Identical values share a token

If the same value appears multiple times in a prompt (e.g. an attacker IP mentioned three times in a log excerpt), it gets the same placeholder. This lets the LLM reason about one entity instead of three independent strings:

Original:    Failed login from 1.2.3.4. Then 1.2.3.4 tried /wp-admin. Then 1.2.3.4 left.
Anonymized:  Failed login from <PRIVATE_IP_1>. Then <PRIVATE_IP_1> tried /wp-admin. Then <PRIVATE_IP_1> left.

The LLM's reasoning is preserved. After deanonymization, you get back exactly the original text.

When the anonymizer runs

def should_anonymize() -> bool:
    return bool(settings.openrouter_api_key)

The anonymizer is active when OpenRouter is configured, bypassed when only Ollama is configured (local LLM = data never leaves the host anyway, no need to redact).

This is intentional: the cost of anonymization is ~100ms CPU per call, which is wasted if you're already running fully local.

The anonymizer is an optional dependency. Without it, Fenrir falls back to sending raw prompts to the cloud LLM (with a warning logged).

To install on the production server:

sudo -u p3guardian /opt/p3guardian/.venv/bin/pip install opf
# or, from the repo:
sudo -u p3guardian git clone https://github.com/pierluigipisanti/privacy-filter ~/privacy-filter
sudo -u p3guardian /opt/p3guardian/.venv/bin/pip install -e ~/privacy-filter

The first call downloads the 1.5B-parameter checkpoint (~3 GB) to ~/.opf/privacy_filter/. Subsequent calls are fast (~30s cold-start, ~100ms steady-state per redaction).

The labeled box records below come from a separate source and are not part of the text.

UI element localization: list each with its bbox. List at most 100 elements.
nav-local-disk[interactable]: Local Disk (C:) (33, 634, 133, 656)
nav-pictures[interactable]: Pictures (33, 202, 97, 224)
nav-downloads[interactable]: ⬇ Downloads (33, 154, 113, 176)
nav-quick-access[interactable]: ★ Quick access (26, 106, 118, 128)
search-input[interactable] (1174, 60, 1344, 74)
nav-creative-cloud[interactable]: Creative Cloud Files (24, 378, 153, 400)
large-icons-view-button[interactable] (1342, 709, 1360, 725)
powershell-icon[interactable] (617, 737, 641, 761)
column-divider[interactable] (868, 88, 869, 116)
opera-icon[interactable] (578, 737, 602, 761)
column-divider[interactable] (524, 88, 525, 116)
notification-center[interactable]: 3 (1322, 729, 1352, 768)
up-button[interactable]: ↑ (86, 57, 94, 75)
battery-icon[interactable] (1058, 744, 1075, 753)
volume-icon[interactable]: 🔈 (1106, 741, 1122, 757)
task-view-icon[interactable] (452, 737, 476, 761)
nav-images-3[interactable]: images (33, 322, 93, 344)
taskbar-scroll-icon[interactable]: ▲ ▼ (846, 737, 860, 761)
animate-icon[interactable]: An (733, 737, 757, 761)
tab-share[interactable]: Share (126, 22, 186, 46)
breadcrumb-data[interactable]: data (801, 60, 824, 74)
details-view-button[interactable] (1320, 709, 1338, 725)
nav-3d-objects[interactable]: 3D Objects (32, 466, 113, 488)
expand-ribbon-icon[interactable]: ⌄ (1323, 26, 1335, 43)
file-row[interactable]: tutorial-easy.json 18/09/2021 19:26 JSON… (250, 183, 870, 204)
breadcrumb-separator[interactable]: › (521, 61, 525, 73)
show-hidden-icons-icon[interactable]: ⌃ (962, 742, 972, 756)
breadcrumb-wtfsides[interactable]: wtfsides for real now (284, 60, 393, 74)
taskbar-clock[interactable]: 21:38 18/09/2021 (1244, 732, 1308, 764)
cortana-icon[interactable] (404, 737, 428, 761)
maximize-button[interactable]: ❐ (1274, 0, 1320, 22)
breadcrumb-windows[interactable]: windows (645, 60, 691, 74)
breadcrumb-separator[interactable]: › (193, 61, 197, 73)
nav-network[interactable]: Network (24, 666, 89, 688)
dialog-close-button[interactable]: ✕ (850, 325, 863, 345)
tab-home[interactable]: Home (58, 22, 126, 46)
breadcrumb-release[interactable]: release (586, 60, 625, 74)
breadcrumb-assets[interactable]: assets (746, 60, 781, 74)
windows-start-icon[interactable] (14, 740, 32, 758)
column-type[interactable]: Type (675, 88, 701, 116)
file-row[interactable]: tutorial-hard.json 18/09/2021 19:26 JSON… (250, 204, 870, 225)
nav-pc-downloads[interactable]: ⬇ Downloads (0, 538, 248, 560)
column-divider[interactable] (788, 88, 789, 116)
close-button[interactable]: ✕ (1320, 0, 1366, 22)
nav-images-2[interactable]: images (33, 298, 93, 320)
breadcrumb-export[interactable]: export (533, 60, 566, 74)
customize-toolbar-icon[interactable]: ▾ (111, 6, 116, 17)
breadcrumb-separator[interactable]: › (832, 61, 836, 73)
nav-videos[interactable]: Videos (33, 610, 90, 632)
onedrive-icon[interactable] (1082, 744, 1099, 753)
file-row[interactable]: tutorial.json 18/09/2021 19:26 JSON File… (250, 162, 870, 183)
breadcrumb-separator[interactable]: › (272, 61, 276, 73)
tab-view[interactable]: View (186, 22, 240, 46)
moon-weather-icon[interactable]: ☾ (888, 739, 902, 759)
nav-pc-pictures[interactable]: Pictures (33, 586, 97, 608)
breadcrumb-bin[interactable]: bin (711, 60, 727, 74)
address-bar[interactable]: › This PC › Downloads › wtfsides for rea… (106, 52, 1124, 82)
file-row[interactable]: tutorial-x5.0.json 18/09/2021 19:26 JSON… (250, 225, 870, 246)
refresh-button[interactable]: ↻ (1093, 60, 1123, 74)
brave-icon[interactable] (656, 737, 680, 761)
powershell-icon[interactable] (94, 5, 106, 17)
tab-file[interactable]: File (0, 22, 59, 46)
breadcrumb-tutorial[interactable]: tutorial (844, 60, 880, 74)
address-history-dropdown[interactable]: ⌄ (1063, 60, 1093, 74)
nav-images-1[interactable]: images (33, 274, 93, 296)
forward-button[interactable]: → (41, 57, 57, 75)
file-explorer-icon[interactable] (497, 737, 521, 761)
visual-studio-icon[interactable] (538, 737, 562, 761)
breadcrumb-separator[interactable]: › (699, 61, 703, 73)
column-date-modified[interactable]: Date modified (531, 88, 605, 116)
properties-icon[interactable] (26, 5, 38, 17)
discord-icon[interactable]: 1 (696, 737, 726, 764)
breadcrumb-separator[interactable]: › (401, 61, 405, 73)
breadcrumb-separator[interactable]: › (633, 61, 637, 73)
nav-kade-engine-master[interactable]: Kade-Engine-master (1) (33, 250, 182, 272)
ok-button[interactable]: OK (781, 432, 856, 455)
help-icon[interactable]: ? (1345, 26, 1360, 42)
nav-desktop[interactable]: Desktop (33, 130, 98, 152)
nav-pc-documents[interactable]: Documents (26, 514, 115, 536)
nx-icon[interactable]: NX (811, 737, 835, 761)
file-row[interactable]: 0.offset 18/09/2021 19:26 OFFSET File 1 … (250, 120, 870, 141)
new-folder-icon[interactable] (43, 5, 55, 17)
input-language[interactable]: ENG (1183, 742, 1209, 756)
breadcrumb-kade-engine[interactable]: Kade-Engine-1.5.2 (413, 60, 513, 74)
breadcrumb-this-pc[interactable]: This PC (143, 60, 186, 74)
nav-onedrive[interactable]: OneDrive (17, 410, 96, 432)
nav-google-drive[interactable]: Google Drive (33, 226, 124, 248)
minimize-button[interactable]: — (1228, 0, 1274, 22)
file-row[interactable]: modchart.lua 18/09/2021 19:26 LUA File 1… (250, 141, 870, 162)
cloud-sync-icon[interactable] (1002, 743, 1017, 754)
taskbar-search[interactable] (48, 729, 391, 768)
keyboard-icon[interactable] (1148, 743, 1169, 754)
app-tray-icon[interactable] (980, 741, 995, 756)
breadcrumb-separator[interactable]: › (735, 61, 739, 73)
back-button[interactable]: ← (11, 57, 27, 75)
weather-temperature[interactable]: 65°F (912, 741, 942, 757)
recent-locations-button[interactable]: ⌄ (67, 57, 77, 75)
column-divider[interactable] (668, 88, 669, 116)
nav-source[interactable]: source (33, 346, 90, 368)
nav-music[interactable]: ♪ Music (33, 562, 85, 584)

Why this matters for compliance

GDPR Article 6 requires a lawful basis for transmitting personal data to a third-party processor. Sending raw security-event logs to OpenAI / Anthropic / Google is processing personal data outside the EEA and triggers Article 44 (transfers) plus DPIA requirements (Article 35).

With the anonymizer:

  • The personal data never leaves your server. The cloud processor sees only pseudonymous tokens. No transfer occurs in the GDPR sense.
  • The processor cannot re-identify the data subjects. The mapping table is on your server only.
  • Even if the cloud provider were breached, the leaked data would be pseudonymous.

This is recognized as pseudonymization under Article 4(5) GDPR — explicitly listed in Article 32(1)(a) as an appropriate technical measure for security of processing.

We're not lawyers — get a real DPO involved for production deployments — but this is the same reasoning that lets European banks use US-hosted LLMs at all.

Limitations

  • English/Italian focused. The model was primarily trained on Western European languages. Other scripts may have lower recall.
  • Not perfect. The model can miss unusual identifiers (e.g. obscure naming patterns, internal codes that look like words). Treat it as a strong defense-in-depth, not a guarantee.
  • CPU only by default. GPU inference is supported (~10x faster) if you have one. For most Fenrir deployments CPU is fine.
  • No URL parameters. If your logs contain query strings with tokens (?session_id=abc123), those aren't currently redacted by default — needs URL-aware preprocessing on top.